Easton Martin, of Mesa, Ariz., then 10, stopped to cool off in a misting fan while walking with his family in Las Vegas.
Photos by Julie Jacobson • Associated Press file,
Hayden Slykhuis cooled off in a fountain at the Red Ridge Park kids water park in Las Vegas. Carson City, Nev., and Boise, Idaho, saw the most warming in year-round and summer temperatures.
The hot zone: U.S. warms most in its corners
- Article by: Seth Borenstein
- Associated Press
- June 4, 2014 - 8:10 PM
The United States is warming fastest at two of its corners, in the Northeast and the Southwest, an analysis of temperature records shows.
Northeastern states — led by Maine and Vermont — have gotten the hottest in the last 30 years in annual temperature, gaining 2.5 degrees on average. But Southwestern states have heated up the most in the hottest months: The average New Mexico summer is 3.4 degrees warmer now than in 1984; in Texas, the dog days are 2.8 degrees hotter.
Minnesota’s average year-round temperature has climbed 1.26 degrees since 1984, tying it for the 24th-largest increase among states. The Twin Cities’ average temperature is up 3.18 degrees.
The contiguous United States’ annual average temperature has warmed by 1.2 degrees since 1984, with summers getting 1.6 degrees hotter. But that doesn’t really tell you how hot it’s gotten for most Americans. While man-made greenhouse gases warm the world as a whole, weather is supremely local. Some areas have gotten hotter than others because of atmospheric factors and randomness.
‘Back yard to the globe’
“In the United States, it isn’t warming equally,” said Kelly Redmond, climatologist at the Western Regional Climate Center in Reno, Nev. “Be careful about extrapolating from your own back yard to the globe.”
For example, while people in the East and Midwest were complaining about a cold winter this year, Nevada and neighboring California were having some of their warmest winter months ever.
To determine what parts of the country have warmed the most, the Associated Press analyzed National Climatic Data Center temperature trends in the Lower 48 states, 192 cities and 344 smaller regions within the states. Climate scientists suggested 1984 as a starting date because 30 years is a commonly used time period and 1984, which had an average temperature, is not a cherry-picked year.

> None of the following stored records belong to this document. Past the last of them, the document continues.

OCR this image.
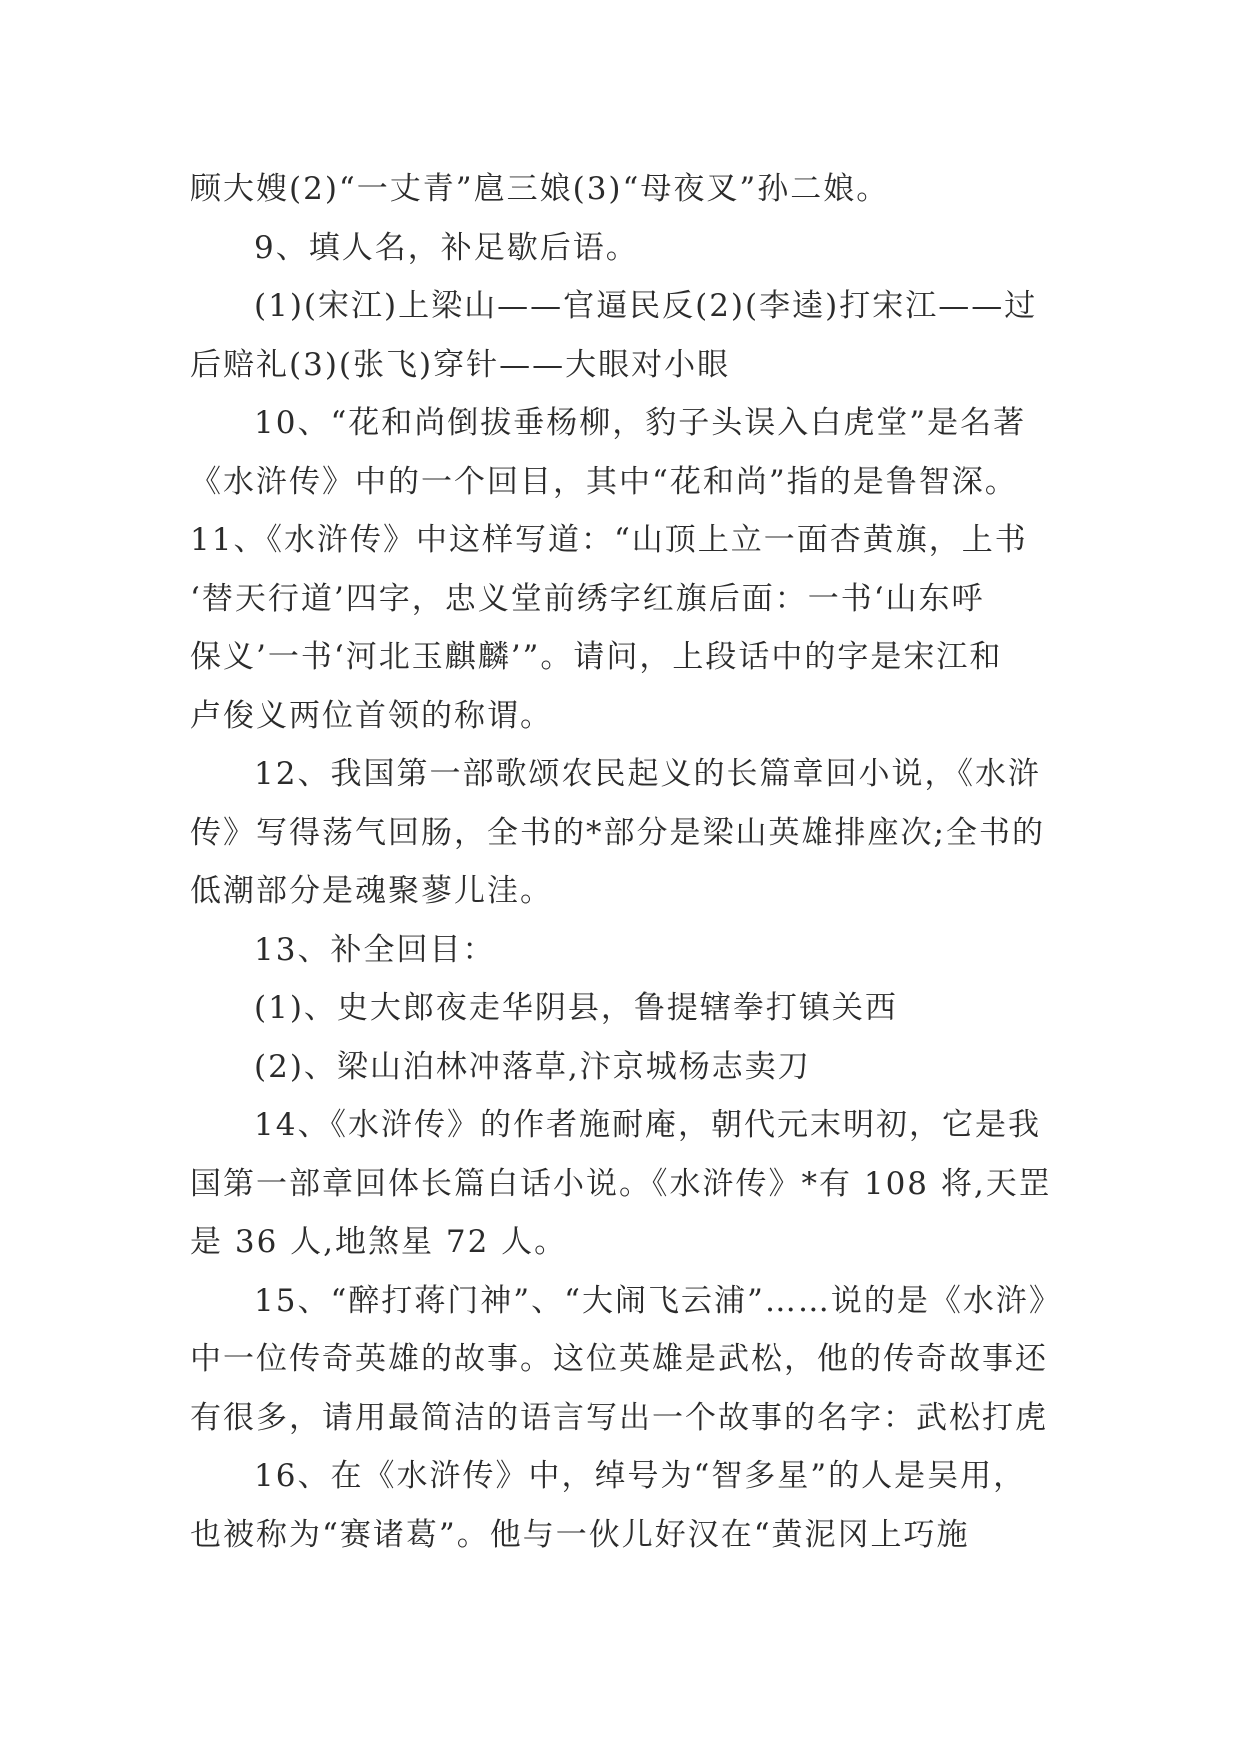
顾大嫂(2)“一丈青”扈三娘(3)“母夜叉”孙二娘。
9、填人名，补足歇后语。
(1)(宋江)上梁山——官逼民反(2)(李逵)打宋江——过
后赔礼(3)(张飞)穿针——大眼对小眼
10、“花和尚倒拔垂杨柳，豹子头误入白虎堂”是名著
《水浒传》中的一个回目，其中“花和尚”指的是鲁智深。
11、《水浒传》中这样写道：“山顶上立一面杏黄旗，上书
‘替天行道’四字，忠义堂前绣字红旗后面：一书‘山东呼
保义’一书‘河北玉麒麟’”。请问，上段话中的字是宋江和
卢俊义两位首领的称谓。
12、我国第一部歌颂农民起义的长篇章回小说，《水浒
传》写得荡气回肠，全书的*部分是梁山英雄排座次;全书的
低潮部分是魂聚蓼儿洼。
13、补全回目：
(1)、史大郎夜走华阴县，鲁提辖拳打镇关西
(2)、梁山泊林冲落草,汴京城杨志卖刀
14、《水浒传》的作者施耐庵，朝代元末明初，它是我
国第一部章回体长篇白话小说。《水浒传》*有 108 将,天罡
是 36 人,地煞星 72 人。
15、“醉打蒋门神”、“大闹飞云浦”……说的是《水浒》
中一位传奇英雄的故事。这位英雄是武松，他的传奇故事还
有很多，请用最简洁的语言写出一个故事的名字：武松打虎
16、在《水浒传》中，绰号为“智多星”的人是吴用，
也被称为“赛诸葛”。他与一伙儿好汉在“黄泥冈上巧施
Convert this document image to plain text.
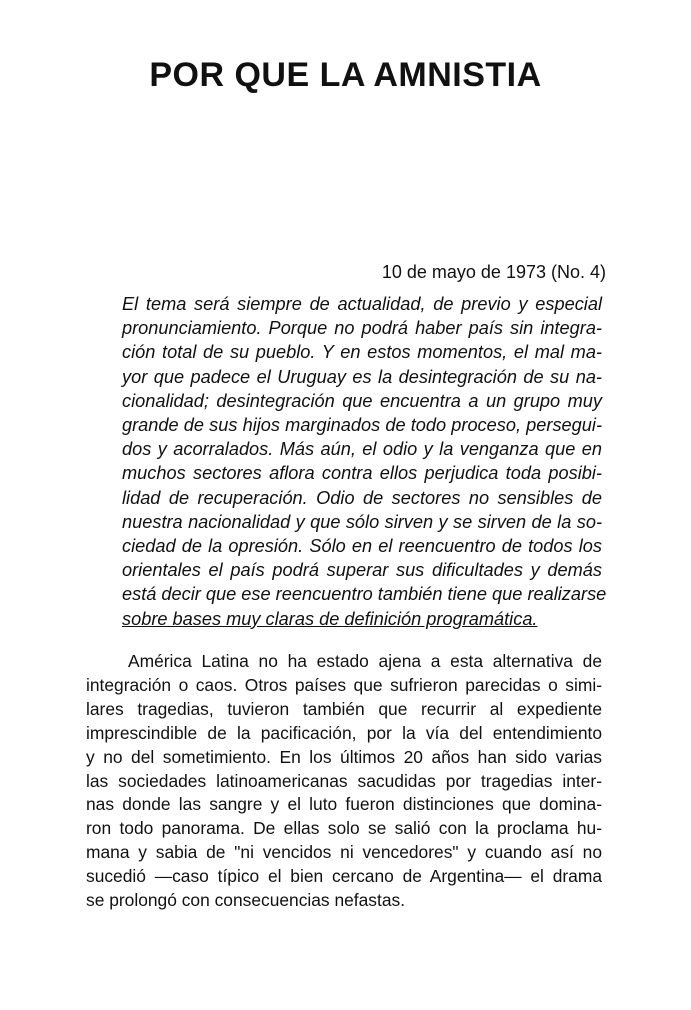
POR QUE LA AMNISTIA

10 de mayo de 1973 (No. 4)

El tema será siempre de actualidad, de previo y especial
pronunciamiento. Porque no podrá haber país sin integra-
ción total de su pueblo. Y en estos momentos, el mal ma-
yor que padece el Uruguay es la desintegración de su na-
cionalidad; desintegración que encuentra a un grupo muy
grande de sus hijos marginados de todo proceso, persegui-
dos y acorralados. Más aún, el odio y la venganza que en
muchos sectores aflora contra ellos perjudica toda posibi-
lidad de recuperación. Odio de sectores no sensibles de
nuestra nacionalidad y que sólo sirven y se sirven de la so-
ciedad de la opresión. Sólo en el reencuentro de todos los
orientales el país podrá superar sus dificultades y demás
está decir que ese reencuentro también tiene que realizarse
sobre bases muy claras de definición programática.
América Latina no ha estado ajena a esta alternativa de
integración o caos. Otros países que sufrieron parecidas o simi-
lares tragedias, tuvieron también que recurrir al expediente
imprescindible de la pacificación, por la vía del entendimiento
y no del sometimiento. En los últimos 20 años han sido varias
las sociedades latinoamericanas sacudidas por tragedias inter-
nas donde las sangre y el luto fueron distinciones que domina-
ron todo panorama. De ellas solo se salió con la proclama hu-
mana y sabia de "ni vencidos ni vencedores" y cuando así no
sucedió —caso típico el bien cercano de Argentina— el drama
se prolongó con consecuencias nefastas.
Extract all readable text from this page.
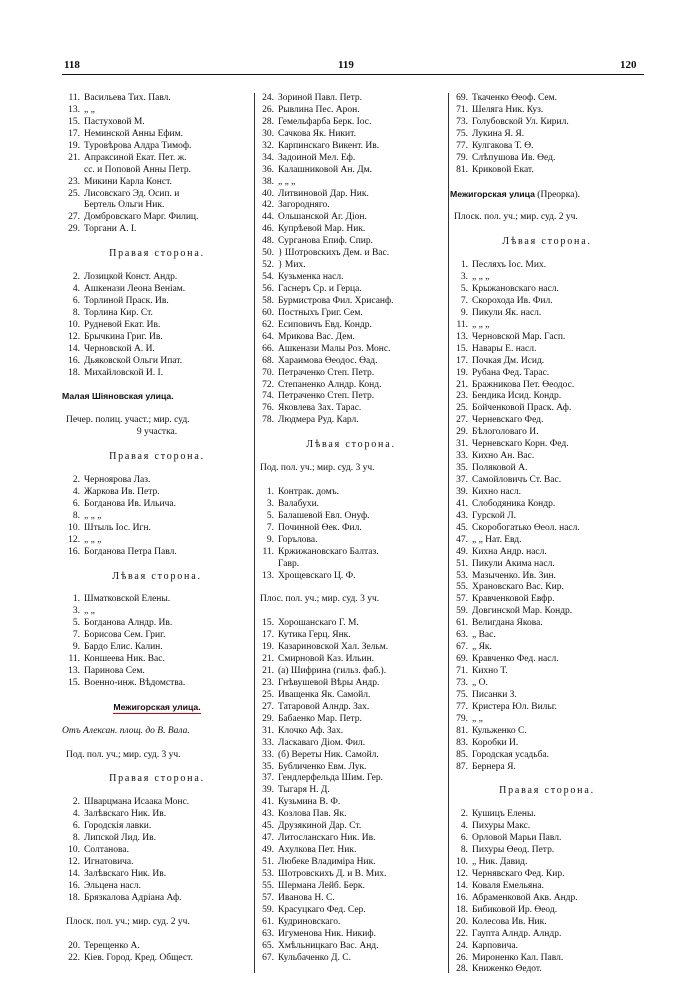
118	119	120
11. Васильева Тих. Павл.
13. „ „
15. Пастуховой М.
17. Неминской Анны Ефим.
19. Туровѣрова Алдра Тимоф.
21. Апраксиной Екат. Пет. ж.
сс. и Поповой Анны Петр.
23. Микини Карла Конст.
25. Лисовскаго Эд. Осип. и
Бертель Ольги Ник.
27. Домбровскаго Марг. Филиц.
29. Торгани А. І.
Правая сторона.
2. Лозицкой Конст. Андр.
4. Ашкенази Леона Веніам.
6. Торлиной Праск. Ив.
8. Торлина Кир. Ст.
10. Рудневой Екат. Ив.
12. Брычкина Григ. Ив.
14. Черновской А. И.
16. Дьяковской Ольги Ипат.
18. Михайловской И. І.
Малая Шіяновская улица.
Печер. полиц. участ.; мир. суд.
9 участка.
Правая сторона.
2. Черноярова Лаз.
4. Жаркова Ив. Петр.
6. Богданова Ив. Ильича.
8. „ „ „
10. Штыль Іос. Игн.
12. „ „ „
16. Богданова Петра Павл.
Лѣвая сторона.
1. Шматковской Елены.
3. „ „
5. Богданова Алндр. Ив.
7. Борисова Сем. Григ.
9. Бардо Елис. Калин.
11. Коншеева Ник. Вас.
13. Паринова Сем.
15. Военно-инж. Вѣдомства.
Межигорская улица.
Отъ Алексан. площ. до В. Вала.
Под. пол. уч.; мир. суд. 3 уч.
Правая сторона.
2. Шварцмана Исаака Монс.
4. Залѣвскаго Ник. Ив.
6. Городскія лавки.
8. Липской Лид. Ив.
10. Солтанова.
12. Игнатовича.
14. Залѣвскаго Ник. Ив.
16. Эльцена насл.
18. Брязкалова Адріана Аф.
Плоск. пол. уч.; мир. суд. 2 уч.
20. Терещенко А.
22. Кіев. Город. Кред. Общест.
24. Зориной Павл. Петр.
26. Рывлина Пес. Арон.
28. Гемельфарба Берк. Іос.
30. Сачкова Як. Никит.
32. Карпинскаго Викент. Ив.
34. Задоиной Мел. Еф.
36. Калашниковой Ан. Дм.
38. „ „ „
40. Литвиновой Дар. Ник.
42. Загородняго.
44. Ольшанской Аг. Діон.
46. Купрѣевой Мар. Ник.
48. Сурганова Епиф. Спир.
50. } Шотровскихъ Дем. и Вас.
52. } Мих.
54. Кузьменка насл.
56. Гаснеръ Ср. и Герца.
58. Бурмистрова Фил. Хрисанф.
60. Постныхъ Григ. Сем.
62. Есиповичъ Евд. Кондр.
64. Мрикова Вас. Дем.
66. Ашкенази Малы Роз. Монс.
68. Хараимова Өеодос. Өад.
70. Петраченко Степ. Петр.
72. Степаненко Алндр. Конд.
74. Петраченко Степ. Петр.
76. Яковлева Зах. Тарас.
78. Людмера Руд. Карл.
Лѣвая сторона.
Под. пол. уч.; мир. суд. 3 уч.
1. Контрак. домъ.
3. Валабухи.
5. Балашевой Евл. Онуф.
7. Починной Өек. Фил.
9. Горълова.
11. Кржижановскаго Балтаз.
Гавр.
13. Хрощевскаго Ц. Ф.
Плос. пол. уч.; мир. суд. 3 уч.
15. Хорошанскаго Г. М.
17. Кутика Герц. Янк.
19. Казариновской Хал. Зельм.
21. Смирновой Каз. Ильин.
21. (а) Шифрина (гильз. фаб.).
23. Гнѣвушевой Вѣры Андр.
25. Иващенка Як. Самойл.
27. Татаровой Алндр. Зах.
29. Бабаенко Мар. Петр.
31. Клочко Аф. Зах.
33. Ласкаваго Діом. Фил.
33. (б) Вереты Ник. Самойл.
35. Бубличенко Евм. Лук.
37. Гендлерфельда Шим. Гер.
39. Тыгаря Н. Д.
41. Кузьмина В. Ф.
43. Козлова Пав. Як.
45. Друзякиной Дар. Ст.
47. Литосланскаго Ник. Ив.
49. Ахулкова Пет. Ник.
51. Любеке Владиміра Ник.
53. Шотровскихъ Д. и В. Мих.
55. Шермана Лейб. Берк.
57. Ивановa Н. С.
59. Красуцкаго Фед. Сер.
61. Кудриновскаго.
63. Игуменова Ник. Никиф.
65. Хмѣльницкаго Вас. Анд.
67. Кульбаченко Д. С.
69. Ткаченко Өеоф. Сем.
71. Шеляга Ник. Куз.
73. Голубовской Ул. Кирил.
75. Лукина Я. Я.
77. Кулгакова Т. Ө.
79. Слѣпушова Ив. Өед.
81. Криковой Екат.
Межигорская улица (Преорка).
Плоск. пол. уч.; мир. суд. 2 уч.
Лѣвая сторона.
1. Песляхъ Іос. Мих.
3. „ „ „
5. Крыжановскаго насл.
7. Скорохода Ив. Фил.
9. Пикули Як. насл.
11. „ „ „
13. Черновской Мар. Гасп.
15. Навары Е. насл.
17. Почкая Дм. Исид.
19. Рубана Фед. Тарас.
21. Бражникова Пет. Өеодос.
23. Бендика Исид. Кондр.
25. Бойченковой Праск. Аф.
27. Черневскаго Фед.
29. Бѣлоголоваго И.
31. Черневскаго Корн. Фед.
33. Кихно Ан. Вас.
35. Поляковой А.
37. Самойловичъ Ст. Вас.
39. Кихно насл.
41. Слободяника Кондр.
43. Гурской Л.
45. Скоробогатько Өеол. насл.
47. „ „ Нат. Евд.
49. Кихна Андр. насл.
51. Пикули Акима насл.
53. Мазыченко. Ив. Зин.
55. Храновскаго Вас. Кир.
57. Кравченковой Евфр.
59. Довгинской Мар. Кондр.
61. Велигдана Якова.
63. „ Вас.
67. „ Як.
69. Кравченко Фед. насл.
71. Кихно Т.
73. „ О.
75. Писанки З.
77. Кристера Юл. Вильг.
79. „ „
81. Кульженко С.
83. Коробки И.
85. Городская усадьба.
87. Бернера Я.
Правая сторона.
2. Кушицъ Елены.
4. Пихуры Макс.
6. Орловой Марьи Павл.
8. Пихуры Өеод. Петр.
10. „ Ник. Давид.
12. Чернявскаго Фед. Кир.
14. Коваля Емельяна.
16. Абраменковой Акв. Андр.
18. Бибиковой Ир. Өеод.
20. Колесова Ив. Ник.
22. Гаупта Алндр. Алндр.
24. Карповича.
26. Мироненко Кал. Павл.
28. Книженко Өедот.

All but one of the Lower 48 states have warmed since 1984. North Dakota is the lone outlier, and cooled slightly. Ten states — Maine, Vermont, New Jersey, Massachusetts, New Hampshire, Rhode Island, Delaware, New Mexico, Connecticut and New York — have gotten at least 2 degrees warmer in the past 30 years.
Since 1984, 92 percent of the more than 500 cities and smaller regions within states have warmed and nearly two-thirds of them have warmed by at least a degree. The regions that have warmed the most have been New York’s St. Lawrence Valley, northern Maine and the northeastern plains of New Mexico, all of which have warmed by more than 2.5 degrees.
Cities — where data is a tad more suspect because they are based on a single weather station and readings can be affected by urban heating and development — see the greatest variation. Carson City, Nev., and Boise, Idaho, are the cities that have seen the most warming — both year-round and in summer — since 1984. Both cities’ average annual temperatures have jumped more than 4 degrees in just 30 years, while Dickinson, N.D., has dropped the most, about 2 degrees.
Southwest warming, especially in the summer, seems to be driven by dryness, because when there is little water the air the ground warms faster, said Katharine Hayhoe, a climate scientist at Texas Tech University in Lubbock.
“Heat and drought are a vicious cycle that has been hitting the Southwest hard in recent years,” Hayhoe said.
Milder winters, warm water
And in the Northeast, the temperatures are pushed up by milder winters and warm water in the North Atlantic, said Kevin Trenberth, climate analysis chief at the National Center for Atmospheric Research. And less snow on the ground over the winter often means warmer temperatures, said Alan Betts, a climate scientist at Atmospheric Research in Pittsford, Vt.
The Southeast and Northwest were among the places that warmed the least.
In the Southeast and mid-Atlantic, industrial sulfur particle pollutants from coal burning may be reflecting sunlight, thus countering heating caused by coal’s carbon dioxide emissions, said Pennsylvania State University professor Michael Mann.